Figure 2. Immunohistochemical and FISH ancillary methods in diagnosis of CIC fusion positive sarcomas

CD99 reactivity a hallmark for Ewing sarcoma was present with a diffuse membranous pattern in a minority of cases (A), while most showed patchy, focal staining (B). WT1 nuclear staining was a consistent finding in overwhelming majority of cases (C). 3-color fusion FISH assay showing CIC (green, telomeric) fused to DUX4 (red, centromeric) gene located on 4q35 (D) or 10q26 (E). FISH break-apart showing split red centromeric and green telomeric CIC signals, in an SBRCT lacking DUX4 or FOXO4 gene abnormalities.

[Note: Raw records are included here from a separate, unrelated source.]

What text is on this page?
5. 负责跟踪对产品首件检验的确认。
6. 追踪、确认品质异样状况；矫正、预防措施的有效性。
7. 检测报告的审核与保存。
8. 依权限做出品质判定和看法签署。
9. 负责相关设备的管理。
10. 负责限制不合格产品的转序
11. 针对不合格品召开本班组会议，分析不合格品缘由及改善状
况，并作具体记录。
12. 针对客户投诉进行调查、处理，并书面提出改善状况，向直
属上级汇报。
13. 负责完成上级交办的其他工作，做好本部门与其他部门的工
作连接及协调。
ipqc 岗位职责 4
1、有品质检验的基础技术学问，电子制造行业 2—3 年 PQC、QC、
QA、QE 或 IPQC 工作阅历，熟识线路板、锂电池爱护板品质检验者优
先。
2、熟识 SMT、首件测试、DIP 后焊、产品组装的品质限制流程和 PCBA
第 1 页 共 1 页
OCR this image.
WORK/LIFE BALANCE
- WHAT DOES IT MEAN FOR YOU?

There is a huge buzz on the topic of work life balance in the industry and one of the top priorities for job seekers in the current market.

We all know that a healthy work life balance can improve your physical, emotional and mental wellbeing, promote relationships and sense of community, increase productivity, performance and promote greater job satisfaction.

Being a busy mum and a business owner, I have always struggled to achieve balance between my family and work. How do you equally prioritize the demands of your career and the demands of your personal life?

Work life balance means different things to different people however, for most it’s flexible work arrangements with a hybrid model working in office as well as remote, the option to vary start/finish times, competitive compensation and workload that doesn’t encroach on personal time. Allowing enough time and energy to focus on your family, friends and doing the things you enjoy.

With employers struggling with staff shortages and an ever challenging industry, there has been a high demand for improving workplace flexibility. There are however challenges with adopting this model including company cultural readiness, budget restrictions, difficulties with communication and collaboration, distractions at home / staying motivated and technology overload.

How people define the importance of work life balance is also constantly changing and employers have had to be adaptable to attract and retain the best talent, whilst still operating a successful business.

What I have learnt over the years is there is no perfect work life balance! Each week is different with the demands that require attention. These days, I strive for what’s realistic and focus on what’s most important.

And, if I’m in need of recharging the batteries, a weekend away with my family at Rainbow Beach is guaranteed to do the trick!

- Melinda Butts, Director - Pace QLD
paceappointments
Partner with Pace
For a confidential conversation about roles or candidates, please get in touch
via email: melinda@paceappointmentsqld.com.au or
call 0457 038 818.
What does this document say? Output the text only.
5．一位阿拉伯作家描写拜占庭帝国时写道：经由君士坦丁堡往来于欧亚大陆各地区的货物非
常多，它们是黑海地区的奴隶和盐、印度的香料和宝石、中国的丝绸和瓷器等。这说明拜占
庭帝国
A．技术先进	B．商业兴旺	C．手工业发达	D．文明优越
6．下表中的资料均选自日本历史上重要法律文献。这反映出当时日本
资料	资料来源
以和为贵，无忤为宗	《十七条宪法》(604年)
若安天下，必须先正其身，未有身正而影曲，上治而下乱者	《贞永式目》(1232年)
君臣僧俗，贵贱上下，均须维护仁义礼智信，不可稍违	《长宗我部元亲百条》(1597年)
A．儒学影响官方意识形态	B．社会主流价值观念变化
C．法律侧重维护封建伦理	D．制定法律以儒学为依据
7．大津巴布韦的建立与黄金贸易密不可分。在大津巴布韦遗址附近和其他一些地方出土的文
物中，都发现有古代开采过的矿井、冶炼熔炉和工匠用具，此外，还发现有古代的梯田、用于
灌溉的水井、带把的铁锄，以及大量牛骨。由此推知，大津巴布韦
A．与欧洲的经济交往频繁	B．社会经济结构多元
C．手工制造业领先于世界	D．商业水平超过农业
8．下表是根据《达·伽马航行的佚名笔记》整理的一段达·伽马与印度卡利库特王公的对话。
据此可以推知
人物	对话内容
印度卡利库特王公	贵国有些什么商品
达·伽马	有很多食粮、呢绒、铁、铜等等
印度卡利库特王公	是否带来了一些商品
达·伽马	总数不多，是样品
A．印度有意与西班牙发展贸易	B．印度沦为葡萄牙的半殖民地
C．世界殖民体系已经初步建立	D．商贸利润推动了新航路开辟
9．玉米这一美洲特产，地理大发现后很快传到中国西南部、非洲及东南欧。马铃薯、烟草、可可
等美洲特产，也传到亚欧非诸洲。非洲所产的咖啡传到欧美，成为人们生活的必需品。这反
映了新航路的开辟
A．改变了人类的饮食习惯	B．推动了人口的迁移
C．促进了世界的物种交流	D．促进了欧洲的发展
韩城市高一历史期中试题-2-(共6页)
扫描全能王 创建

Figure 3. Survival analysis of CIC-rearranged sarcoma patients

Overall survival of the 57 patients with follow-up information showed a 2-year OS: 53% and a 5-year OS: 43% (A). Patients who presented with metastatic disease at diagnosis followed an unfavorable clinical course compared to patients with localized disease (p<0.0001) (B). Distant recurrence was associated with an inferior survival (p<0.0001) (C). Patients with CIC-rearranged sarcoma have a significantly worse outcome compared to patients with Ewing sarcoma (matched for age/stage) (p=0.002) (D).